NZMRI 2026

Title: Measure Rigidity in Smooth Dynamics and the study of u-Gibbs States

Abstract: 
Roughly, measure rigidity asks the following: given a measure, when can we expect it to have ‘extra' structure? Answers to this type of question are of central interest in dynamics, and a core component to the work of Ratner, Benoist-Quint, Eskin-Mirzakhani, Brown-Eskin-Filip-Rodriguez Hertz, and many others. In the first lecture, we will lay the groundwork for why measure rigidity is interesting, and discuss several consequences of measure classification, i.e., orbit classification theorems, applications to number theory, geometry, etc. 

In the second lecture, we will focus in on the case of physical measures. Physical measures are an important tool in the study of hyperbolic dynamics, governing, for example, the statistical properties of the orbit of almost every point with respect to volume (in the dissipative setting). The well-studied uniformly hyperbolic (Anosov) diffeomorphisms and flows always have ergodic physical measures, whereas the more general class of partially hyperbolic systems lose this property. For these systems, we are instead guaranteed the existence of at least one, and possibly infinitely many, ergodic u-Gibbs measure(s). In the case of a unique u-Gibbs measure, that measure is automatically physical. 

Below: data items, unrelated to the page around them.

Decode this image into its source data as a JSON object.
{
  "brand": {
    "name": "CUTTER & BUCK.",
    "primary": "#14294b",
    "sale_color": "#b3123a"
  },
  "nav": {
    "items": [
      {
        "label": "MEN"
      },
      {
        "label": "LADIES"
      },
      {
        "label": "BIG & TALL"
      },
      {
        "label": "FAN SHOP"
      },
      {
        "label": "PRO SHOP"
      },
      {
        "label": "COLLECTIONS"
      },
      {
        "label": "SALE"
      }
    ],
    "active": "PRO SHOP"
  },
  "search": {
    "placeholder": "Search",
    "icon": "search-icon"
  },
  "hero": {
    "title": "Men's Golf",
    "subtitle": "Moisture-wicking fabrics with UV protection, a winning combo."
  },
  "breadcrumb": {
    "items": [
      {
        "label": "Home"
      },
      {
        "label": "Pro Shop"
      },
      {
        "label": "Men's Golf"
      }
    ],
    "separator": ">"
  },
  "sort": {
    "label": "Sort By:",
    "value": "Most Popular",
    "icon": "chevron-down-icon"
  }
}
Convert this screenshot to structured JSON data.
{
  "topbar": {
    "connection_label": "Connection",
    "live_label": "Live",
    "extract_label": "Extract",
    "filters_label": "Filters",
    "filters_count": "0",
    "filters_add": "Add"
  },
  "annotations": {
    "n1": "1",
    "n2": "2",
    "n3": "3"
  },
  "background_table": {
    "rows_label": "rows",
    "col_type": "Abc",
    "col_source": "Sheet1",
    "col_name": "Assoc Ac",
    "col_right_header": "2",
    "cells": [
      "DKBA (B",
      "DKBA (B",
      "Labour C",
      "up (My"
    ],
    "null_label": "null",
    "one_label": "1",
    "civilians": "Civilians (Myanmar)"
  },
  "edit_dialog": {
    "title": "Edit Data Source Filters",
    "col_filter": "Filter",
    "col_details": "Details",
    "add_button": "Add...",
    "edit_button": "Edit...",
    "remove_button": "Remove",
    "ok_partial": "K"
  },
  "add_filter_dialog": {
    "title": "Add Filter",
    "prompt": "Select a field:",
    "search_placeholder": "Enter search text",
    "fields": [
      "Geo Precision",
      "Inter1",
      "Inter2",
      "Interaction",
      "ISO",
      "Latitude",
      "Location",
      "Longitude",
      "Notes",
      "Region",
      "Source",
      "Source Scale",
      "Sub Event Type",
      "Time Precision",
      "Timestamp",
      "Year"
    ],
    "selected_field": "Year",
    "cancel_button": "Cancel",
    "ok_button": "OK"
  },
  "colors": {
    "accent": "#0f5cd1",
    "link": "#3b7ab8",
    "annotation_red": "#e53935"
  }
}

Thus, a natural question in the partially hyperbolic setting is the following: under what conditions is there a unique u-Gibbs measure? More generally, which u-Gibbs measures are physical? This question was partially answered in dimension three by Eskin, Potrie, and Zhang. We will discuss an extension of the result of Eskin-Potrie-Zhang to arbitrary dimensions, and focus on the dichotomy that arises: roughly, a u-Gibbs measure is physical if and only if it is not jointly integrable of some order.